Forum Discussion

PSPK's avatar
PSPK
Icon for Nimbostratus rankNimbostratus
Dec 16, 2020

Log the TLS version of a client connecting to a TCP VIP with no HTTP or client-ssl Profile

Hello,

 

I have a TCP VIP on port 995 with no HTTP Profile or client-ssl profile.

There are several clients that makes SSL connections to this VIP.
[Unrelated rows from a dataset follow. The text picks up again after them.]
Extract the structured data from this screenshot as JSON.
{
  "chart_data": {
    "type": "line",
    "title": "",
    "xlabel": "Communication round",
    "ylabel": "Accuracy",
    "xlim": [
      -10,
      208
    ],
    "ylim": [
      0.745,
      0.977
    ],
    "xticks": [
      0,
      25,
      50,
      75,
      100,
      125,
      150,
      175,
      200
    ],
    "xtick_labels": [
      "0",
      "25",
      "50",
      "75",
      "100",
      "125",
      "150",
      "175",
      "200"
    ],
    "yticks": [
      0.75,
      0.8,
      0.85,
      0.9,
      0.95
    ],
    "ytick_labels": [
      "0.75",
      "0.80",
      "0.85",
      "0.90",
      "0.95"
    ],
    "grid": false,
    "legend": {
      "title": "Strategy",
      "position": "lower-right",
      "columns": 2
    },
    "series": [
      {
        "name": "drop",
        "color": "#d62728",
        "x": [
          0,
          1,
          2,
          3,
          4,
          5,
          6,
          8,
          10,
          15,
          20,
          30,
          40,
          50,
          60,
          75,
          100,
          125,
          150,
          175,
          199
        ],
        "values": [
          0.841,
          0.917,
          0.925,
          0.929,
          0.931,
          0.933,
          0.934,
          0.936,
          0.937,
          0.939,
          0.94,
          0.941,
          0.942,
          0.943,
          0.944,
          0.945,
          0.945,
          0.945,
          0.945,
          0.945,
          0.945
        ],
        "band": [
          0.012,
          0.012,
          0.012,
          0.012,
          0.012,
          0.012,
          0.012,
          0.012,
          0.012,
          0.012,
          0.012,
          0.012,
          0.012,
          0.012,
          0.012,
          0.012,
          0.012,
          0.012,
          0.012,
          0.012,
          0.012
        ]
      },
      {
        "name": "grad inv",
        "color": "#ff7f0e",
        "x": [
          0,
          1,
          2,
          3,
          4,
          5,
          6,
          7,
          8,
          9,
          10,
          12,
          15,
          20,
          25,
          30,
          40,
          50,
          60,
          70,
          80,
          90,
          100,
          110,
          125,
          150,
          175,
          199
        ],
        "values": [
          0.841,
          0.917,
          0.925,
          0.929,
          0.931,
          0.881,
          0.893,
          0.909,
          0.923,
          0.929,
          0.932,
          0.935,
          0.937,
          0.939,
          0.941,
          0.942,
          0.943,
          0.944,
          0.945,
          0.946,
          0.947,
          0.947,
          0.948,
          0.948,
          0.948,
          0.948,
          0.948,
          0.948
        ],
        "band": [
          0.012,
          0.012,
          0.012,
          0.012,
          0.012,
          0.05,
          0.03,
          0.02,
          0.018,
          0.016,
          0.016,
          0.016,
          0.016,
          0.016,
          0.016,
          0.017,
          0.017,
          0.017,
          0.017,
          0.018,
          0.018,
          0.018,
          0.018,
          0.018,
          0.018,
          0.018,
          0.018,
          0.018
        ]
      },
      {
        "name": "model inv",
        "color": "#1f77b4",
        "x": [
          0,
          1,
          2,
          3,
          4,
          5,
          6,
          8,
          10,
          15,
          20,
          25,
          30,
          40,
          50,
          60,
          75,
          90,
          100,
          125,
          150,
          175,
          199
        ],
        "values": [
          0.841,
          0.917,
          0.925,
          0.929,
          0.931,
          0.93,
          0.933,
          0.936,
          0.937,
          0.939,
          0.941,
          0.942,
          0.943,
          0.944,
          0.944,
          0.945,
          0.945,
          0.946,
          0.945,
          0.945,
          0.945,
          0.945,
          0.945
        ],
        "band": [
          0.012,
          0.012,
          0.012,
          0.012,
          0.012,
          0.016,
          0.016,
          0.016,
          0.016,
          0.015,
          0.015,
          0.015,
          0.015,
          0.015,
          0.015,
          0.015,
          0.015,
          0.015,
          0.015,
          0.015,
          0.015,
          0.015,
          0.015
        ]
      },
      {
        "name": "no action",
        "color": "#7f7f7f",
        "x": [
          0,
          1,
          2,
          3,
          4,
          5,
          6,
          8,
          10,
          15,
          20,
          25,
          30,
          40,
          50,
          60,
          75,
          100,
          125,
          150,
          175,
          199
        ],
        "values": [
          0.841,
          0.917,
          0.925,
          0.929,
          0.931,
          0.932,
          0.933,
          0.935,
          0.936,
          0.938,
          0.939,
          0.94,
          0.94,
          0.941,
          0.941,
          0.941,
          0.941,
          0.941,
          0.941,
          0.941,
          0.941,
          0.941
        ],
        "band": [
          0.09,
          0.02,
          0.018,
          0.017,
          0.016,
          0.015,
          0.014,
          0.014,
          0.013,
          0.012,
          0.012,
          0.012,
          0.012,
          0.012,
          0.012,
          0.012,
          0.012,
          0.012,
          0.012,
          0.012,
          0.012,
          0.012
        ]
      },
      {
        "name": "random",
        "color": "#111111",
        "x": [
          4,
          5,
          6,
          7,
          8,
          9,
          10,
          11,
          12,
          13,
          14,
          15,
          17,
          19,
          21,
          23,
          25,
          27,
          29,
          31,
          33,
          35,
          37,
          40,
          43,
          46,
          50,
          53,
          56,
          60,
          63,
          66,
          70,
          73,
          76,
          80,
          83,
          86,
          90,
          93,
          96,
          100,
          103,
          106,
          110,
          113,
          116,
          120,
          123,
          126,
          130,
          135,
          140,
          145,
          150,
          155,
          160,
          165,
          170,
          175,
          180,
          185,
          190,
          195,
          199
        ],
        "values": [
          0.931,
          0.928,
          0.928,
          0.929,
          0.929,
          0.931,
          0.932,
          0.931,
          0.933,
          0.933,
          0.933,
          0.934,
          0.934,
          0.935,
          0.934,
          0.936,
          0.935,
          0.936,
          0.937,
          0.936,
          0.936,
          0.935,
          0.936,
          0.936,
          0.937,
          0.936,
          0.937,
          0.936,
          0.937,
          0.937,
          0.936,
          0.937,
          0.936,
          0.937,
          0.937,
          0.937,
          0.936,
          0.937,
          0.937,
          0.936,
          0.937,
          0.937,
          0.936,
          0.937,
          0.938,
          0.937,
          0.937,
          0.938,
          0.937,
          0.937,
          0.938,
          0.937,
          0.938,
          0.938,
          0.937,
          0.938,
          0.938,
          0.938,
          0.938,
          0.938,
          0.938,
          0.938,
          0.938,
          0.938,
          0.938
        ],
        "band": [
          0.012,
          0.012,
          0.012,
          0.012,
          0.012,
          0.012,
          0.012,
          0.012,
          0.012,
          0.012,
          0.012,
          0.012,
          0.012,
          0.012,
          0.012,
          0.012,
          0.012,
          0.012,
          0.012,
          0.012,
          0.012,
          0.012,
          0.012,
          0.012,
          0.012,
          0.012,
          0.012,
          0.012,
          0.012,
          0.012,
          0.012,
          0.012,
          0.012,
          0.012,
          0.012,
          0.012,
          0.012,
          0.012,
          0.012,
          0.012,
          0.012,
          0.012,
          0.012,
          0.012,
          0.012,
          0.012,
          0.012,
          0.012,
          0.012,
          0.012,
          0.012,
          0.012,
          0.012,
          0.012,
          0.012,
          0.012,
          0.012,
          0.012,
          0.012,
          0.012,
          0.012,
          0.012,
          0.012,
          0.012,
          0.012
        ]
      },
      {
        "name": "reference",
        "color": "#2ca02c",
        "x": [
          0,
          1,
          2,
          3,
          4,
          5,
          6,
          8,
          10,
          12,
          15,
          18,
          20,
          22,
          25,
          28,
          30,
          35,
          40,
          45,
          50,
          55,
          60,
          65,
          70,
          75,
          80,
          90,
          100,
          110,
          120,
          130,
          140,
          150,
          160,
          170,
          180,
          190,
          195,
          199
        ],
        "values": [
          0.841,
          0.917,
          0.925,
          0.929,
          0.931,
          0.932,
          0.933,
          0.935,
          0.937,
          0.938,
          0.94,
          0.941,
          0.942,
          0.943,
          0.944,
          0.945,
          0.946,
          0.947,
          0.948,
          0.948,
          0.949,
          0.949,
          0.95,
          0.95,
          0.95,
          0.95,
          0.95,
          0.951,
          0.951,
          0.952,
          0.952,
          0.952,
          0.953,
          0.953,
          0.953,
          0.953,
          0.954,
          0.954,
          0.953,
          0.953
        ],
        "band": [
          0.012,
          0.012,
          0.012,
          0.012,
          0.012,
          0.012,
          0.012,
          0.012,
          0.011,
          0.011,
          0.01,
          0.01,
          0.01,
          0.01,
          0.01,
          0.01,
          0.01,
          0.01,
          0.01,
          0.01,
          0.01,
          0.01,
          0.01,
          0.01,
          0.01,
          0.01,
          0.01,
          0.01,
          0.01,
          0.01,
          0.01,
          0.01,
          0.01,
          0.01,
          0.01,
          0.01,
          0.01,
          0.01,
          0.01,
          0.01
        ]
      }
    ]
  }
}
I need to know the client SSL/TLS version.

 

I tried to apply the below irule and it threw me the following error..

 

when CLIENTSSL_HANDSHAKE {

    if { [info exists logged] && $logged == 1 }{

       #Do nothing. Already logged for this connection

    } else {

      set logged 1

      log "WAARDE TLS1.0 check, from [IP::remote_addr] to vip [IP::local_addr] Cipher [SSL::cipher name]:[SSL::cipher version]:[SSL::cipher bits] "

    }

  }

 

01070394:3: CLIENTSSL_HANDSHAKE event in rule (/Common/TLS-Version-2) requires an associated CLIENTSSL profile on the virtual server (/Common/vs_exchange-2016_pop3_MWDC).

 

I really need an irule to help me log the incoming client TLS versions

 

Please help.

 

 

Thanks :)

application delivery
Do
iRules
LTM
security
TLS Verison

2 Replies

Sort By
  • jaikumar_f5's avatar
    jaikumar_f5
    Icon for MVP rankMVP
    Dec 17, 2020

    Hi  ,

     

    This cannot be achieved with your existing setup. You have to offload the traffic to get that information. It clearly tells you on the log error message.

     

    01070394:3: CLIENTSSL_HANDSHAKE event in rule (/Common/TLS-Version-2) requires an associated CLIENTSSL profile on the virtual server (/Common/vs_exchange-2016_pop3_MWDC).

  • Mayur_Sutare's avatar
    Mayur_Sutare
    Icon for MVP rankMVP
    Dec 17, 2020

    Hi, Fully agreed with  , As your setup is SSL Pass-through, BigIP is not participating in encryption. You should map associated profiles on the VS to understand the traffic being processed. Here as you want F5 to inspect SSL Handshake, you should configure client SSL profile on it.